Decided On September 15, 2022
SPECIAL TAHSILDAR LAND ACQUISITION Appellant
V/S
Governmant Of India Respondents

JUDGEMENT

(1.) The Special Tahsildar Land Acquisition (General), Malappuram has filed this writ petition being aggrieved by the demand for payment of interest under sub-sec. (1A) of Sec. 201 of the Income Tax Act, on account of delayed remittance of TDS deducted from compensation paid to persons from whom land was acquired for the purposes of establishing the Government Medical College at Manjeri. It is not in dispute that the amounts were deducted in the month of January 2014 and the amounts were to be paid over to the Income Tax Department on or before 7/2/2014. It is also not in dispute that the amounts were actually paid only on 30/6/2014. It is the case of the petitioner that the officer then holding the charge of Special Tahsildar Land Acquisition (General), Malappuram was deputed for election duty during the period from January 2014 to May 2014 in connection with the General Elections to the Lok Sabha, 2014. A certificate issued by the Deputy Collector (Election), Malappuram has been annexed to the writ petition as Ext.P1, to confirm this fact.

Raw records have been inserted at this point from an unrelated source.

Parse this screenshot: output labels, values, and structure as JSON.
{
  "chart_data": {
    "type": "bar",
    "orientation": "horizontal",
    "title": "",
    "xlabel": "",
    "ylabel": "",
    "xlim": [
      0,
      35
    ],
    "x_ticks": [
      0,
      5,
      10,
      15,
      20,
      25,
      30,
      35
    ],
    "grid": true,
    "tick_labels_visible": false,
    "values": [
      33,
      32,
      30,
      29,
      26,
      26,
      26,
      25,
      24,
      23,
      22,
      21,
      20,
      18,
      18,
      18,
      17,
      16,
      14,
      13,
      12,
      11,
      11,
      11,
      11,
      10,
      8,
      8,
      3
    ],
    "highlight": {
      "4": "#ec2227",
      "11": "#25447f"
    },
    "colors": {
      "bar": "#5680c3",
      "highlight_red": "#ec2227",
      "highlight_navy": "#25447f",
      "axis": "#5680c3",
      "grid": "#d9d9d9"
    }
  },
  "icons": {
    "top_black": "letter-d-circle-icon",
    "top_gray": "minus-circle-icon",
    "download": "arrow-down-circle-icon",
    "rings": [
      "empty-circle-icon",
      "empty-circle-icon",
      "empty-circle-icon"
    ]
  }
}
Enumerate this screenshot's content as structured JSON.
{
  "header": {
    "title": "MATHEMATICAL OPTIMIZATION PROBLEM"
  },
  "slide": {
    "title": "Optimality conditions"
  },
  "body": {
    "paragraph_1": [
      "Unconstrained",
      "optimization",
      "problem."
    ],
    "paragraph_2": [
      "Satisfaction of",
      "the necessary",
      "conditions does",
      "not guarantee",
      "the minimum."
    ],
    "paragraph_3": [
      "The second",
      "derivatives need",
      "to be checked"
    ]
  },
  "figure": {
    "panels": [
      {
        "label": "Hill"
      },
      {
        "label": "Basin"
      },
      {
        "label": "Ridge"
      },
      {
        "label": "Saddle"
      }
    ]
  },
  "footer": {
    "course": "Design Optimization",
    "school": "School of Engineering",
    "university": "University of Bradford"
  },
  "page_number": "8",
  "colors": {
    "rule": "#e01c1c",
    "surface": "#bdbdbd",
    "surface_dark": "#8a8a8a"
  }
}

(2.) Smt.Thushara James, the learned Senior Government Pleader appearing on behalf of the petitioner contends that the levy of interest under sub-sec. (1A) of Sec. 201 is clearly unwarranted, in the facts and circumstances of this case. It is submitted that a reading of the provisions of Sec. 201 clearly indicate that the liability to deduct tax and to pay it to the Income Tax Department is only in respect of sums for which the provisions of the Act require a tax to be deducted at source. It is submitted that the lands, which were subject matter of acquisition were agricultural lands excluded from the definition of capital assets under Sec. 2(14) of the Income Tax Act and since these lands fell outside the definition of 'capital asset', there was no question of deducting any TDS in respect of compensation paid to the land owners. It is submitted that in respect of the land owners in question, the Income Tax Department itself had effected refund of the amounts paid as TDS. It is submitted that this is clear from Exts.P5 to P8 annexed to the writ petition.

(3.) Sri.Christopher Abraham, the learned Standing Counsel appearing for the respondent Department vehemently opposes the relief sought in the writ petition. He points out from the provisions of Sec. 201 of the Income Tax Act that the levy of interest is statutory and it is clear from a reading of subsec. (1A) of Sec. 201 that the moment there is delay in payment of tax deducted, interest has to be levied. It is submitted that taking into consideration the overall facts and circumstances of the case, no penalty was levied under Sec. 221 in respect of the default committed by the petitioner. It is also submitted that the question as to whether the land in question was actually agricultural land falling outside the definition of capital asset for the purposes of the Income Tax Act and as defined in Sec. 2(14) of the said Act is to be the subject matter of inquiry and merely because refunds have been granted to the land owners in question, it cannot be said that the lands in question are agricultural lands falling outside the definition of capital asset under Sec. 2(14) of the Income Tax Act. The learned Standing Counsel also submits that the fact that the petitioner had actually remitted the tax deducted on 30/6/2014 shows that interest was to be levied in terms of sub-sec. (1A) of Sec. 201 of the Income Tax Act. He also submits that on refund to the respective tax payers, the Income Tax Department had to pay interest even from a date prior to the date on which the amounts were actually paid to the Department.